There has been some understandable scepticism about the stay actually ending on 24 August. That the stay was extended at short notice from its original end date at the end of June has not helped. However, the situation is somewhat different this time. First, there have been clear statements in parliament that the stay will end on 24 August. Second, and more tellingly, new court procedural rules have already been put in place and they are due to come into force the day before the stay ends, on 23 August. The machinery to deal with the stay ending in August has therefore been put into place.

Proceedings after the end of the stay

Once the stay is lifted, the new procedural rules will come into effect in respect of restarting existing stayed cases, as well as in respect of new cases that are to be commenced. One of the key problems for many claimants will be that cases which have not already had a possession order made will remain stayed until such time as one of the parties involved gives a reactivation notice to the court and the other party setting out what they require the court to do and also any effects on the tenant caused by the pandemic.
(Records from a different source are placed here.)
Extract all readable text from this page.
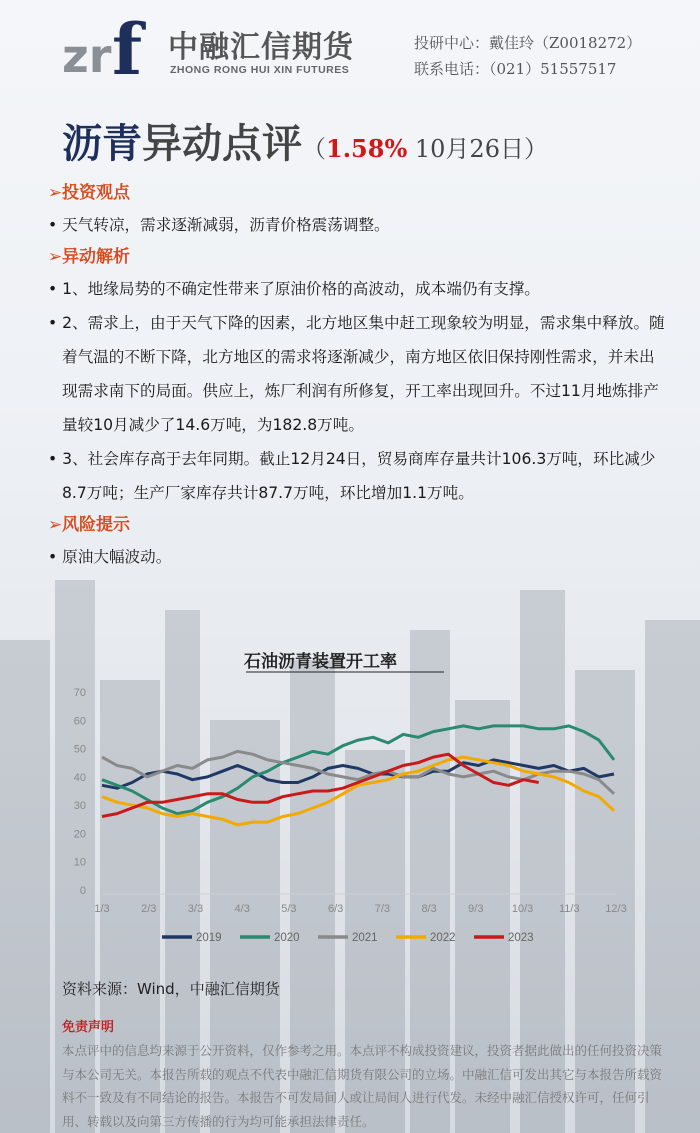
zr f 中融汇信期货
ZHONG RONG HUI XIN FUTURES
投研中心：戴佳玲（Z0018272）
联系电话：（021）51557517
沥青异动点评（1.58% 10月26日）
➢投资观点
• 天气转凉，需求逐渐减弱，沥青价格震荡调整。
➢异动解析
• 1、地缘局势的不确定性带来了原油价格的高波动，成本端仍有支撑。
• 2、需求上，由于天气下降的因素，北方地区集中赶工现象较为明显，需求集中释放。随着气温的不断下降，北方地区的需求将逐渐减少，南方地区依旧保持刚性需求，并未出现需求南下的局面。供应上，炼厂利润有所修复，开工率出现回升。不过11月地炼排产量较10月减少了14.6万吨，为182.8万吨。
• 3、社会库存高于去年同期。截止12月24日，贸易商库存量共计106.3万吨，环比减少8.7万吨；生产厂家库存共计87.7万吨，环比增加1.1万吨。
➢风险提示
• 原油大幅波动。
石油沥青装置开工率
0
10
20
30
40
50
60
70
1/3	2/3	3/3	4/3	5/3	6/3	7/3	8/3	9/3	10/3 11/3 12/3
2019	2020	2021	2022	2023
资料来源：Wind，中融汇信期货
免责声明
本点评中的信息均来源于公开资料，仅作参考之用。本点评不构成投资建议，投资者据此做出的任何投资决策与本公司无关。本报告所载的观点不代表中融汇信期货有限公司的立场。中融汇信可发出其它与本报告所载资料不一致及有不同结论的报告。本报告不可发局间人或让局间人进行代发。未经中融汇信授权许可，任何引用、转载以及向第三方传播的行为均可能承担法律责任。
In addition, if a possession claim is based on rent arrears there is a requirement to provide a two-year schedule of payments 14 days before the hearing to the court and the defendant. Without this the hearing will be de-listed.
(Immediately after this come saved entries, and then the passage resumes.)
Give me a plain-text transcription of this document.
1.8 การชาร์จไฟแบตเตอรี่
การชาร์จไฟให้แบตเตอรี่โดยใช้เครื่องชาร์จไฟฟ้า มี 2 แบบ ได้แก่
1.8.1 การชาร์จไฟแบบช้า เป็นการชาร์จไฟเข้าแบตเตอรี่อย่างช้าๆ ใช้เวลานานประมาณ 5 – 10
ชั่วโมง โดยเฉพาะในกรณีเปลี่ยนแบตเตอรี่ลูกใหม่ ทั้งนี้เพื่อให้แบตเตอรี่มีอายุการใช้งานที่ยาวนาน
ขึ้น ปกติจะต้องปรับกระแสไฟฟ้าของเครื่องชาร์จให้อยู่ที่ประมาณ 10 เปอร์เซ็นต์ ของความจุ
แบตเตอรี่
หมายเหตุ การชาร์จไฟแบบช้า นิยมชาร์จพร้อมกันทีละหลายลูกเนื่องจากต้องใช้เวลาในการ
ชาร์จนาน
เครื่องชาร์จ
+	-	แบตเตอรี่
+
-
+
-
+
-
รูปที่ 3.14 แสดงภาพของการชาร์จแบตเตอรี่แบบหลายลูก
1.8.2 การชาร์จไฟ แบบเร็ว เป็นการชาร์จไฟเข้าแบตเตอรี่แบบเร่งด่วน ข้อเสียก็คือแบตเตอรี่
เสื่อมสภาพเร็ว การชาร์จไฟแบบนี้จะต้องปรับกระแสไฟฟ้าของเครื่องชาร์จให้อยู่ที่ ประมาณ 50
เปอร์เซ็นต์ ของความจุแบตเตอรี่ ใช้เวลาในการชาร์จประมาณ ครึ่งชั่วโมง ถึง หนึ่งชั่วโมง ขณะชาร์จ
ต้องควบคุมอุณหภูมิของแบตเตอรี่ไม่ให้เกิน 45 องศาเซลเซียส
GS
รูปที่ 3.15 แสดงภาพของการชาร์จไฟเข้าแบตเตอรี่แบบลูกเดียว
Finally, there is a requirement to provide further copies of all of this material at a hearing along with notices confirming compliance with any pre-action protocol applicable to the proceedings, such as the protocol for social landlords or the protocol for mortgage repossession.

Considering Covid-19 effects

The next major concern is what the court is actually supposed to do with information about the effects of Covid-19 on a defendant. The underlying law is not being changed and so courts do not gain any new powers. Instead, they gain more relevant information. But this can only be exercised within the current discretion they have.

So, for example, a court dealing with a landlord’s claim for possession under section 21 of the Housing Act 1988 has no discretion. If the notice is valid possession must be given, if it is not valid then possession must not be given.

Thus, knowing about the effects of Covid-19 on the defendant provides little benefit to the court. Likewise, in relation to a mortgage, the basic consideration that the mortgage term should not be extended and, taking into account this fact and the overall debt, the realistic prospect of the occupier paying the mortgage down within the term remains unchanged.

While the fact of problems caused by Covid-19 will provide an explanation for the debt and in some cases will give confidence that the mortgagor’s income will improve as they return to work, it cannot change the overall test. If the mortgage has become unaffordable and there is no prospect of recovery, that this was caused by Covid-19 is irrelevant.

Breathing space

It is hard to avoid the conclusion that the court service is setting up a series of largely procedural hurdles to possession proceedings, mainly for the benefit of local and national government. The fact that there are apparently no plans to update claim forms and guidance to make the new requirements clear only endorses this view.

Next steps

Claimants should recognise that they need to make sure that their paperwork is exquisitely correct and that they comply with all the new time limits. If they do not, they can expect cases to be adjourned or dismissed summarily. Given that the courts will be facing a large backlog of cases that will not be cleared quickly, alternative options should also be considered, whether that is a deal, a mediated settlement or a claim for debt.